По Мелису, и в этом оказывается виноват Кант[773]
: «Кантовская априорная конструкция истории немало способствовала тому, чтобы побудить его последователей к метафизическим спекуляциям. Знание мирового плана, которое предпосылала эта конструкция, не могло быть приобретено средствами простого рассудка, философия нуждалась для этого в органе, который обеспечивал бы ей возможность проникнуть в сокровеннейшую сущность вещей и этот орган философия нашла в интеллектуальной интуиции. <…> Вместо того, чтобы исследовать в смысле теории познания на основе категориальных отношений и отнесения к ценности, ставят историю на метафизический базис». Не есть ли это уже совершенно эзотерическое толкование Канта, раз вопрос поднимается о ценностях? И все-таки выходит Шеллинг отступился от Канта! Но Мелис совершенно не прав, если думает, что интеллектуальная интуиция вводится Шеллингом для познания «мирового плана», – означает ли это знакомство с «намерениями природы» или с ценностями «долженствования». Не Кант дал повод к «метафизическим спекуляциям» и введению интеллектуальной интуиции для познания абсолютного, а это есть простое восстановление традиций положительной философии. Это – только плохое знание и непонимание рационализма, когда думают, будто рационализм есть теория, стремящаяся познать вселенную с помощью одного лишь рассудка с его исключительно логическими функциями, т. е. с помощью чисто аналитического образования понятий и выводов, как чисто логического и формального перехода от положения к положению. Шеллинг изучал историю философии не по Брукеру, и источником его учения об интеллектуальной интуиции было учение Спинозы, как оно изложено у самого Спинозы. То кантовское, – и то через Фихте, – что сюда было внесено Шеллингом, состояло только в перенесении разумного основания рационалистов из Бога в я. Впоследствии, как известно, Шеллинг искупил и этот грех субъективного идеализма.Шеллинг убежден, что сам Спиноза почерпнул свою интеллектуальную интуицию из самосозерцания[774]

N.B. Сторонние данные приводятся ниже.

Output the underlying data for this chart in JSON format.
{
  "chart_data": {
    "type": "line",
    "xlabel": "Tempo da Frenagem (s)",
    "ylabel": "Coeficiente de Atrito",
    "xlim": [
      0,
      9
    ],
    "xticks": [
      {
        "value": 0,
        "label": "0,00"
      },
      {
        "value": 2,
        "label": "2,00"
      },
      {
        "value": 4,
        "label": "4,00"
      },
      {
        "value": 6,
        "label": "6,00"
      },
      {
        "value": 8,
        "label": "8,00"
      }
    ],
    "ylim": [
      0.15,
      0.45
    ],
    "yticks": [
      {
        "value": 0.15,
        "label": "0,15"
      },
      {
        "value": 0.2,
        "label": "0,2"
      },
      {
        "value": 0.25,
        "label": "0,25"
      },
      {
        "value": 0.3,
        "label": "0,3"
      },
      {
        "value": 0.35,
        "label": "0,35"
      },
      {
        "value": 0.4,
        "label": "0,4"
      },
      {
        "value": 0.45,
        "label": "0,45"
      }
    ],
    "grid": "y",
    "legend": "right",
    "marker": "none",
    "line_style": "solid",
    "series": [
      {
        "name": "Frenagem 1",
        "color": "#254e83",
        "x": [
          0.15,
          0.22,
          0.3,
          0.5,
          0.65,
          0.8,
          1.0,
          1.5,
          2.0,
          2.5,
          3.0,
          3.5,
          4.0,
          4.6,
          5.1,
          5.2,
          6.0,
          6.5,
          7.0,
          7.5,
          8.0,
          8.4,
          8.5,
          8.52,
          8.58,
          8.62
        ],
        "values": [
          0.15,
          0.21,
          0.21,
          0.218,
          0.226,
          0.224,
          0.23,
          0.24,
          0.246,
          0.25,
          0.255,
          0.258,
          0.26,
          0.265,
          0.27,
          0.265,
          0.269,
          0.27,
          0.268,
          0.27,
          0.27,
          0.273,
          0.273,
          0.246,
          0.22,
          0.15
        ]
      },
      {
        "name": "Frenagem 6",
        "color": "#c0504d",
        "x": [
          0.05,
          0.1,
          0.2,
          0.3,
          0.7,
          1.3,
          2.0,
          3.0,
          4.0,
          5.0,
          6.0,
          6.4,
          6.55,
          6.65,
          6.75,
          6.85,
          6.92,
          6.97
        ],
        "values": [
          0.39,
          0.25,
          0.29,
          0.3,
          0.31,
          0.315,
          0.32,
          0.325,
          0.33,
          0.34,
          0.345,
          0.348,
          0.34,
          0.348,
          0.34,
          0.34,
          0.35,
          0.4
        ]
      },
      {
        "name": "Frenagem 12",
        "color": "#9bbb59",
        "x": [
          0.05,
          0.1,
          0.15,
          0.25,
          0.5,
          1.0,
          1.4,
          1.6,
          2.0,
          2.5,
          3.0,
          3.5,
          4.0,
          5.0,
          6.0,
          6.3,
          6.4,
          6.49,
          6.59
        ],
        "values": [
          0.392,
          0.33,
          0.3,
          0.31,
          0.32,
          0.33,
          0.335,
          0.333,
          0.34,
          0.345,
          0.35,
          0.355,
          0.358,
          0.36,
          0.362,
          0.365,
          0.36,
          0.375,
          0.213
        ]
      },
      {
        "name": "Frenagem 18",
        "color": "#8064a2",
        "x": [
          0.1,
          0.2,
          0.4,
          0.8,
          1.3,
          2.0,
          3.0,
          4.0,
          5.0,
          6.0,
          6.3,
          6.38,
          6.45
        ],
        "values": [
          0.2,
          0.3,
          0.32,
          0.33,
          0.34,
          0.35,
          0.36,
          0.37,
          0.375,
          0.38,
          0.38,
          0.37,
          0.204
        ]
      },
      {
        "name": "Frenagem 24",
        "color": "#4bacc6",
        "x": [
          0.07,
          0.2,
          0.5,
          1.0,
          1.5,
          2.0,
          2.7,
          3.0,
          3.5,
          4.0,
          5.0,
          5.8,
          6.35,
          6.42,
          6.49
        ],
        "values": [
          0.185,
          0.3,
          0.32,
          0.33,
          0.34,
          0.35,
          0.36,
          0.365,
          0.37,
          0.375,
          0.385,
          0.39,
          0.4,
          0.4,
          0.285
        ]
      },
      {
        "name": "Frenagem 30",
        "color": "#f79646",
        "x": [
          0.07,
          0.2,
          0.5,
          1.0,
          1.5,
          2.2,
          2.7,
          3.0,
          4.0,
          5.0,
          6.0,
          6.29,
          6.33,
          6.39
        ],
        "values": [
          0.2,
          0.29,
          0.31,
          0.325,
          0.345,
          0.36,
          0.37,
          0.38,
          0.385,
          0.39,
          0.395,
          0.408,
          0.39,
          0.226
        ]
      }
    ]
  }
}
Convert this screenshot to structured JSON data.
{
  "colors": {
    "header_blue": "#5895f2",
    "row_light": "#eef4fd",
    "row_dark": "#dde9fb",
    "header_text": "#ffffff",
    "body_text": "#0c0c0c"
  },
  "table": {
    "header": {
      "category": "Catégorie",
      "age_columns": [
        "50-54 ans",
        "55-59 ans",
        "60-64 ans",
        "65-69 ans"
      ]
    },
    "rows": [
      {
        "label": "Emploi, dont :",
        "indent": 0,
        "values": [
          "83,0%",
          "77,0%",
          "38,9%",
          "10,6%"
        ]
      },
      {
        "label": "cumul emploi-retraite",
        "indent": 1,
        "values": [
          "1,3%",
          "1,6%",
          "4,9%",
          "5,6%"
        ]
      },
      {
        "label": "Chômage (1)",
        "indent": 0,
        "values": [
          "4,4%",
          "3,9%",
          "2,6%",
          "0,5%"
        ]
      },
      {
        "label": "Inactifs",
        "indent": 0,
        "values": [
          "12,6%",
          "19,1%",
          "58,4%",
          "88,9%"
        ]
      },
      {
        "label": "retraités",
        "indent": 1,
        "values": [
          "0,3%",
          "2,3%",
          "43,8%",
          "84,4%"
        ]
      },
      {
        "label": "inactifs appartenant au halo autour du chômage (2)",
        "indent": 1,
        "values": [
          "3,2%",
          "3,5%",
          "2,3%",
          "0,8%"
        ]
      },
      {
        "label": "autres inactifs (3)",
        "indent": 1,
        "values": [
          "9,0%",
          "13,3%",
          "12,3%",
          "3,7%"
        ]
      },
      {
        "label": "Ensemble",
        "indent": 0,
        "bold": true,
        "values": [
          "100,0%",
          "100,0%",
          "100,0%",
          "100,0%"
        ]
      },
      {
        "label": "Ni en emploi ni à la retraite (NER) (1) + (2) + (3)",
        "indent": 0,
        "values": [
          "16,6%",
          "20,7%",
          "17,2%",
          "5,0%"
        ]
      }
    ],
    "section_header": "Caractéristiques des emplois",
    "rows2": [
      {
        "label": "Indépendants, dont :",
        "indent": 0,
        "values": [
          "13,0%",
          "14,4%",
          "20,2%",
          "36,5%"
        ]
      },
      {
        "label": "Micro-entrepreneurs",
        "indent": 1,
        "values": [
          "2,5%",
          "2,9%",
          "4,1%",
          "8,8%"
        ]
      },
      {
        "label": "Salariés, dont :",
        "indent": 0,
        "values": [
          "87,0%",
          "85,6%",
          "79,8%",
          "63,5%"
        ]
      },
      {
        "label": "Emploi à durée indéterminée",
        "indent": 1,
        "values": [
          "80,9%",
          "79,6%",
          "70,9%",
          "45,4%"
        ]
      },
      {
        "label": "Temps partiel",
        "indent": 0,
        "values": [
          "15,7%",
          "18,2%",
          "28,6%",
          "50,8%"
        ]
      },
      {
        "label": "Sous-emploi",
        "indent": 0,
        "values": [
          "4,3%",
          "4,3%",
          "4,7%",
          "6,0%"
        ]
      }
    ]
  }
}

. Это толкование неосновательно в том отношении, что оно превратило бы рационализм Спинозы в спиритуализм! Намеренно ли или ненамеренно здесь допущена Шеллингом ошибка, совершенно неважно, важно только: в отношении Спинозы, что Шеллинг мог, действительно, найти в нем опору для рационализма и для учения об интеллектуальной интуиции, но не для субъективизма, а в отношении Канта, что Шеллинг идет таким образом не только против буквы, но прямо против духа кантовского учения. Только один раз Кант выступает на защиту духа своего учения, – это в своем «Опровержении идеализма», и, как не трудно видеть, здесь, действительно, речь идет о существенном для кантовской философии моменте. Шеллинг явно идет против кантовского утверждения и примыкает к той формулировке декартовского «проблематического идеализма», которая, по Канту, выражается одним утверждением: «Я есмь»[775].10. Что же такое интеллектуальная интуиция по Шеллингу? Нам присуща, говорит он[776]

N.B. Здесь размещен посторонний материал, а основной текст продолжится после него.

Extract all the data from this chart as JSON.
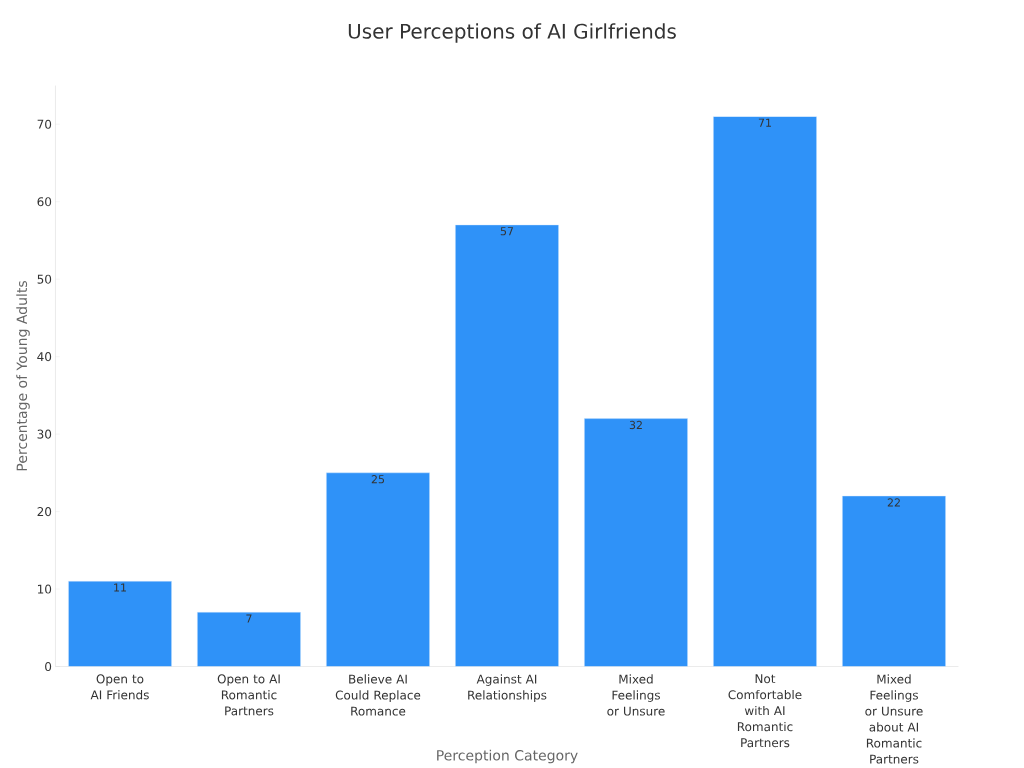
{
  "chart_data": {
    "type": "bar",
    "title": "User Perceptions of AI Girlfriends",
    "xlabel": "Perception Category",
    "ylabel": "Percentage of Young Adults",
    "categories": [
      "Open to AI Friends",
      "Open to AI Romantic Partners",
      "Believe AI Could Replace Romance",
      "Against AI Relationships",
      "Mixed Feelings or Unsure",
      "Not Comfortable with AI Romantic Partners",
      "Mixed Feelings or Unsure about AI Romantic Partners"
    ],
    "values": [
      11,
      7,
      25,
      57,
      32,
      71,
      22
    ],
    "color": "#2f92f8",
    "ylim": [
      0,
      75
    ],
    "yticks": [
      0,
      10,
      20,
      30,
      40,
      50,
      60,
      70
    ],
    "data_labels": true,
    "grid": false
  }
}
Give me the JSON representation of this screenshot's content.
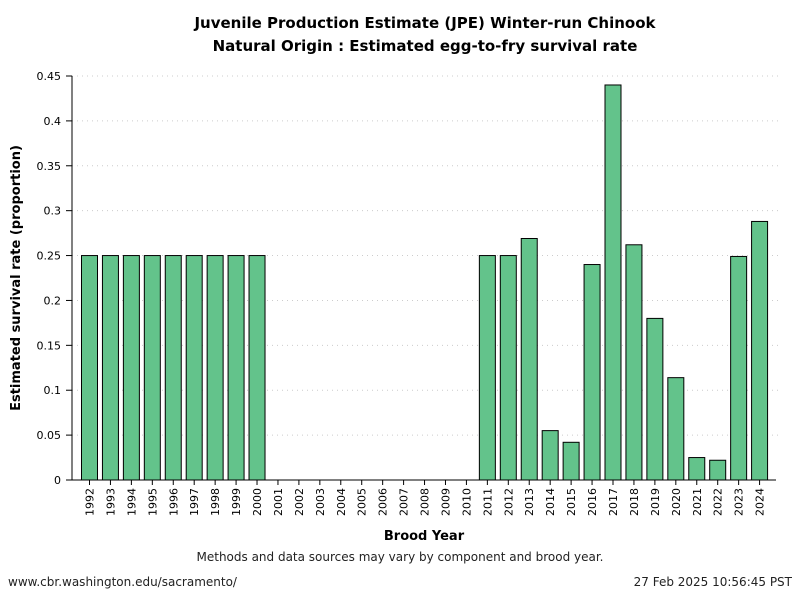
{
  "chart_data": {
    "type": "bar",
    "title": [
      "Juvenile Production Estimate (JPE) Winter-run Chinook",
      "Natural Origin : Estimated egg-to-fry survival rate"
    ],
    "xlabel": "Brood Year",
    "ylabel": "Estimated survival rate (proportion)",
    "ylim": [
      0,
      0.45
    ],
    "yticks": [
      "0",
      "0.05",
      "0.1",
      "0.15",
      "0.2",
      "0.25",
      "0.3",
      "0.35",
      "0.4",
      "0.45"
    ],
    "grid": "horizontal dotted",
    "categories": [
      "1992",
      "1993",
      "1994",
      "1995",
      "1996",
      "1997",
      "1998",
      "1999",
      "2000",
      "2001",
      "2002",
      "2003",
      "2004",
      "2005",
      "2006",
      "2007",
      "2008",
      "2009",
      "2010",
      "2011",
      "2012",
      "2013",
      "2014",
      "2015",
      "2016",
      "2017",
      "2018",
      "2019",
      "2020",
      "2021",
      "2022",
      "2023",
      "2024"
    ],
    "values": [
      0.25,
      0.25,
      0.25,
      0.25,
      0.25,
      0.25,
      0.25,
      0.25,
      0.25,
      null,
      null,
      null,
      null,
      null,
      null,
      null,
      null,
      null,
      null,
      0.25,
      0.25,
      0.269,
      0.055,
      0.042,
      0.24,
      0.44,
      0.262,
      0.18,
      0.114,
      0.025,
      0.022,
      0.249,
      0.288
    ],
    "bar_color": "#63c38b"
  },
  "footer": {
    "note": "Methods and data sources may vary by component and brood year.",
    "url": "www.cbr.washington.edu/sacramento/",
    "timestamp": "27 Feb 2025 10:56:45 PST"
  }
}
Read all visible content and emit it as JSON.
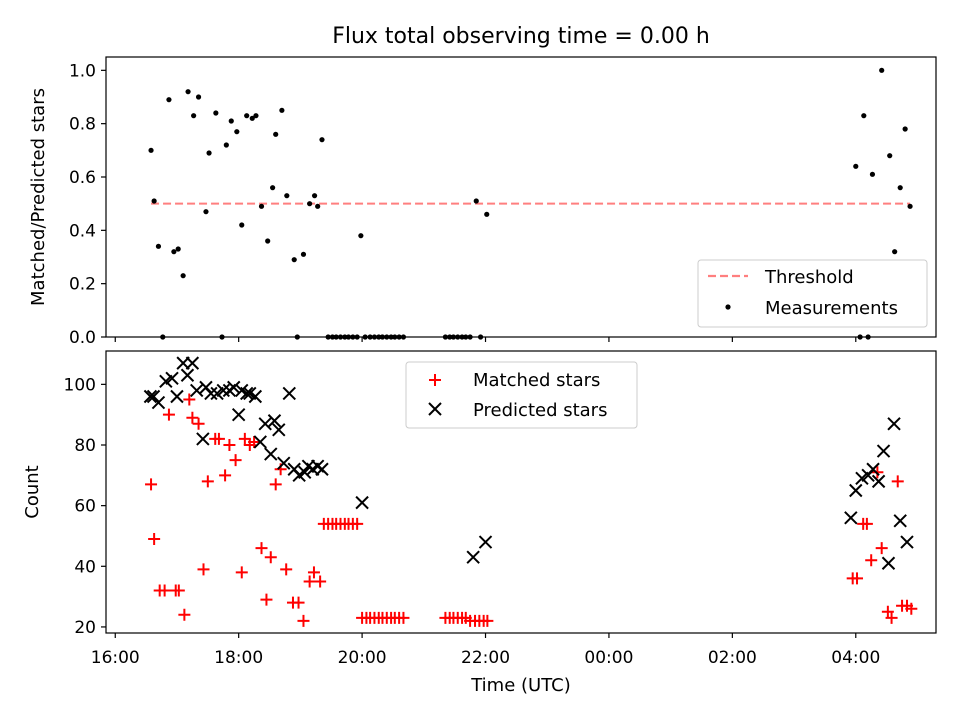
{
  "title": "Flux total observing time = 0.00 h",
  "xlabel": "Time (UTC)",
  "x_ticks": [
    "16:00",
    "18:00",
    "20:00",
    "22:00",
    "00:00",
    "02:00",
    "04:00"
  ],
  "colors": {
    "threshold": "#ff7f7f",
    "measurements": "#000000",
    "matched": "#ff0000",
    "predicted": "#000000"
  },
  "chart_data": [
    {
      "type": "scatter",
      "ylabel": "Matched/Predicted stars",
      "xlim_hours": [
        15.85,
        29.3
      ],
      "ylim": [
        0,
        1.05
      ],
      "y_ticks": [
        "0.0",
        "0.2",
        "0.4",
        "0.6",
        "0.8",
        "1.0"
      ],
      "legend": {
        "position": "lower-right",
        "entries": [
          "Threshold",
          "Measurements"
        ]
      },
      "threshold": {
        "name": "Threshold",
        "y": 0.5,
        "x_range": [
          16.58,
          28.88
        ]
      },
      "series": [
        {
          "name": "Measurements",
          "x": [
            16.58,
            16.63,
            16.7,
            16.77,
            16.87,
            16.95,
            17.02,
            17.1,
            17.18,
            17.27,
            17.35,
            17.47,
            17.52,
            17.63,
            17.73,
            17.8,
            17.88,
            17.97,
            18.05,
            18.13,
            18.22,
            18.28,
            18.37,
            18.47,
            18.55,
            18.6,
            18.7,
            18.78,
            18.9,
            18.95,
            19.05,
            19.15,
            19.23,
            19.28,
            19.35,
            19.45,
            19.52,
            19.58,
            19.65,
            19.72,
            19.78,
            19.85,
            19.92,
            19.98,
            20.05,
            20.13,
            20.2,
            20.27,
            20.33,
            20.4,
            20.47,
            20.53,
            20.6,
            20.67,
            21.35,
            21.42,
            21.48,
            21.55,
            21.62,
            21.68,
            21.75,
            21.85,
            21.92,
            22.02,
            28.0,
            28.07,
            28.13,
            28.2,
            28.27,
            28.42,
            28.55,
            28.63,
            28.72,
            28.8,
            28.88
          ],
          "y": [
            0.7,
            0.51,
            0.34,
            0.0,
            0.89,
            0.32,
            0.33,
            0.23,
            0.92,
            0.83,
            0.9,
            0.47,
            0.69,
            0.84,
            0.0,
            0.72,
            0.81,
            0.77,
            0.42,
            0.83,
            0.82,
            0.83,
            0.49,
            0.36,
            0.56,
            0.76,
            0.85,
            0.53,
            0.29,
            0.0,
            0.31,
            0.5,
            0.53,
            0.49,
            0.74,
            0.0,
            0.0,
            0.0,
            0.0,
            0.0,
            0.0,
            0.0,
            0.0,
            0.38,
            0.0,
            0.0,
            0.0,
            0.0,
            0.0,
            0.0,
            0.0,
            0.0,
            0.0,
            0.0,
            0.0,
            0.0,
            0.0,
            0.0,
            0.0,
            0.0,
            0.0,
            0.51,
            0.0,
            0.46,
            0.64,
            0.0,
            0.83,
            0.0,
            0.61,
            1.0,
            0.68,
            0.32,
            0.56,
            0.78,
            0.49
          ]
        }
      ]
    },
    {
      "type": "scatter",
      "ylabel": "Count",
      "xlim_hours": [
        15.85,
        29.3
      ],
      "ylim": [
        18,
        111
      ],
      "y_ticks": [
        "20",
        "40",
        "60",
        "80",
        "100"
      ],
      "legend": {
        "position": "top-center",
        "entries": [
          "Matched stars",
          "Predicted stars"
        ]
      },
      "series": [
        {
          "name": "Matched stars",
          "marker": "plus",
          "x": [
            16.58,
            16.63,
            16.72,
            16.8,
            16.87,
            16.98,
            17.03,
            17.12,
            17.2,
            17.25,
            17.35,
            17.43,
            17.5,
            17.62,
            17.68,
            17.78,
            17.85,
            17.95,
            18.05,
            18.1,
            18.18,
            18.25,
            18.37,
            18.45,
            18.52,
            18.6,
            18.68,
            18.77,
            18.88,
            18.97,
            19.05,
            19.15,
            19.22,
            19.32,
            19.38,
            19.45,
            19.52,
            19.58,
            19.65,
            19.72,
            19.78,
            19.85,
            19.92,
            20.0,
            20.07,
            20.13,
            20.2,
            20.27,
            20.33,
            20.4,
            20.47,
            20.53,
            20.6,
            20.67,
            21.35,
            21.42,
            21.48,
            21.55,
            21.62,
            21.68,
            21.75,
            21.83,
            21.9,
            21.97,
            22.03,
            27.95,
            28.02,
            28.12,
            28.18,
            28.25,
            28.35,
            28.42,
            28.52,
            28.58,
            28.68,
            28.75,
            28.83,
            28.9
          ],
          "y": [
            67,
            49,
            32,
            32,
            90,
            32,
            32,
            24,
            95,
            89,
            87,
            39,
            68,
            82,
            82,
            70,
            80,
            75,
            38,
            82,
            80,
            81,
            46,
            29,
            43,
            67,
            72,
            39,
            28,
            28,
            22,
            35,
            38,
            35,
            54,
            54,
            54,
            54,
            54,
            54,
            54,
            54,
            54,
            23,
            23,
            23,
            23,
            23,
            23,
            23,
            23,
            23,
            23,
            23,
            23,
            23,
            23,
            23,
            23,
            23,
            22,
            22,
            22,
            22,
            22,
            36,
            36,
            54,
            54,
            42,
            71,
            46,
            25,
            23,
            68,
            27,
            27,
            26
          ]
        },
        {
          "name": "Predicted stars",
          "marker": "x",
          "x": [
            16.57,
            16.62,
            16.7,
            16.82,
            16.92,
            17.0,
            17.1,
            17.17,
            17.25,
            17.32,
            17.42,
            17.47,
            17.55,
            17.65,
            17.75,
            17.85,
            17.92,
            18.0,
            18.05,
            18.13,
            18.18,
            18.27,
            18.35,
            18.43,
            18.52,
            18.58,
            18.65,
            18.73,
            18.82,
            18.9,
            18.98,
            19.07,
            19.13,
            19.2,
            19.28,
            19.35,
            20.0,
            21.8,
            22.0,
            27.92,
            28.0,
            28.1,
            28.2,
            28.28,
            28.37,
            28.45,
            28.53,
            28.62,
            28.72,
            28.83
          ],
          "y": [
            96,
            96,
            94,
            101,
            102,
            96,
            107,
            103,
            107,
            98,
            82,
            99,
            97,
            97,
            98,
            98,
            99,
            90,
            98,
            97,
            97,
            96,
            81,
            87,
            77,
            88,
            85,
            74,
            97,
            72,
            70,
            71,
            73,
            72,
            73,
            72,
            61,
            43,
            48,
            56,
            65,
            69,
            70,
            72,
            68,
            78,
            41,
            87,
            55,
            48
          ]
        }
      ]
    }
  ]
}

, чудесная способность в смене времени проникать к своему я, обнаженному от всего внешнего, и таким образом созерцать вечное в форме неизменности. Эта потенция есть интимнейший, подлиннейший опыт, от которого единственно зависит все, что мы знаем и чему верим о сверхчувственном мире. «Эта интуиция прежде всего убеждает нас в том, что что-то в собственном смысле есть, тогда как все прочее только является». От чувственной интуиции эта интуиция отличается тем, что проистекает только из свободы, и неведома тому, кто, находясь под властью объектов, едва доходит до сознания. Но и для лишенных свободы самосозерцания доступно некоторое приближение к ней, некоторое чутье или углубление (Tiefsinn), само ускользающее от сознания и раскрытия, – Якоби описал такое состояние. «“От опытов”, от непосредственных опытов должно исходить все наше знание: это – истина, высказанная уже многими философами, которым для полной истины недоставало только выяснения вида этой интеллектуальной интуиции. Конечно, от опыта должно исходить наше знание, – но так как всякий направленный на объект опыт опосредствуется каким-нибудь другим опытом, – от непосредственного опыта в самом узком смысле слова, т. е. опыта самочинного и независимого от всякой объективной причинности. Только этот принцип – интуиция и опыт – может вдохнуть жизнь в мертвую, неодушевленную систему; даже самые отвлеченные понятия, которыми играет наше познание, связаны с некоторым опытом, который направлен на жизнь и конкретное бытие».